Amron terkenang dengan masa kecilnya dulu bebas bermain-main. Tidak takut ditabrak mobil ketika menyeberang jalan. Dia juga bebas melempar burung dengan ketapel, tanpa takut kena rumah atau kepala orang. Dia juga bebas mandi di kali, tanpa takut kena penyakit gatal karena airnya belum tercemar limbah dan sampah.
Pernah suatu waktu Amron mengutarakan sebuah keinginan kepada istrinya yang bernama Juwita. "Kita jual saja rumah kita ini ya, Dek."
"Emangnya kenapa, Abang?" Juwita balik bertanya.
"Telingaku terasa pecah kalau setiap hari dijejal dengan suara motor dan hiruk pikuk jalanan di depan rumah kita!"
"Abang harus membiasakan diri dengan suara-suara itu. Anggap saja itu musik penghibur saat Abang lagi duduk di beranda," saran Juwita.
"Enak saja kamu ngomong. Bagaimana jika Abang stress atau kena darah tinggi kemudian strok, hah!" balas Amaron.
"Abang saja yang begitu. Buktinya aku tidak apa-apa. Aku biasa saja dengan suara-suara itu. Malah aku senang, karena rumah kita jadi ramai!" sanggah Juwita.
Amron tidak membalas lagi perkataan istrinya. Dia pikir wajar jika istrinya tidak terpengaruh dengan suara-suara kendaraan itu. Istrinya masih muda darinya. Waktu Amron menikahi Juwita, umur Juwita baru sembilan belas tahun, sedang Amron sudah berumur tiga puluh lima tahun.

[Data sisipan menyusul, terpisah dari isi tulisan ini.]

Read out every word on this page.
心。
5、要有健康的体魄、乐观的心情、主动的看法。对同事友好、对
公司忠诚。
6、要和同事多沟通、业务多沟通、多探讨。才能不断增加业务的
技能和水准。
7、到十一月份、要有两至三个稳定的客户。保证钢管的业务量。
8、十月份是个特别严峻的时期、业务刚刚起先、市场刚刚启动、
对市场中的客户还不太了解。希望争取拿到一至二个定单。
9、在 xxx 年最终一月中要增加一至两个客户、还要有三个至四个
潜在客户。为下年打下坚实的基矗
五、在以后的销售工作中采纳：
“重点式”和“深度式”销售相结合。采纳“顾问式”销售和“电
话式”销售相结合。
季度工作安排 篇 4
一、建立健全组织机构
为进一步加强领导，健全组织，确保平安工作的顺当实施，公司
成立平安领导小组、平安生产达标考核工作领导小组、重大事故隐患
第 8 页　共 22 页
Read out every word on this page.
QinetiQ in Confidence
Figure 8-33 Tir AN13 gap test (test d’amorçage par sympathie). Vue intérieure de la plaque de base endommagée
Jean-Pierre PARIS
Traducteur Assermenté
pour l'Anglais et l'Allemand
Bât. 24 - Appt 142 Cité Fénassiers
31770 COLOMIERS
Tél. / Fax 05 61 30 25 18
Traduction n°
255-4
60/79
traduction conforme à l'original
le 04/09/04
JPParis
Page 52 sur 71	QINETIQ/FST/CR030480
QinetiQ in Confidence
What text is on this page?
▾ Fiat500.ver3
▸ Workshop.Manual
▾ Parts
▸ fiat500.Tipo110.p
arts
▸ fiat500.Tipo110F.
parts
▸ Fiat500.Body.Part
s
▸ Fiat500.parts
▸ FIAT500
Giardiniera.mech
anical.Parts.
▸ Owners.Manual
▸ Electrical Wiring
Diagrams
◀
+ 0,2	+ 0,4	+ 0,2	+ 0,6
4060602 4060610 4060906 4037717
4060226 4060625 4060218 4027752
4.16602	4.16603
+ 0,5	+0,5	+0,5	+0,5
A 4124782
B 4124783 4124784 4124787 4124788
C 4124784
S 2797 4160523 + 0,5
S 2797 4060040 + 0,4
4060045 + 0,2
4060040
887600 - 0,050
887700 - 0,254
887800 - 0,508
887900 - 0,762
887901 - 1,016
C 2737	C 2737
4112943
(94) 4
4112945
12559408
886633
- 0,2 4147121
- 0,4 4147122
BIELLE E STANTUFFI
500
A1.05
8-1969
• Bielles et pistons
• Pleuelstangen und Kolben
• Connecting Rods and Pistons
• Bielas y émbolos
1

Juwita sendiri merasa senang menikah dengan Amron yang seorang pegawai negeri. Juwita memang bercita-cita punya seorang suami pegawai negeri.
"Terus, kalau rumah ini dijual, kita pindah ke mana, Abang? Emangnya Abang punya duit untuk beli atau membangun rumah baru?" tanya Juwita sambil menatap Amron.
"Kita bisa bikin rumah dari hasil penjualan ruamah ini, Dek!" balas Amron.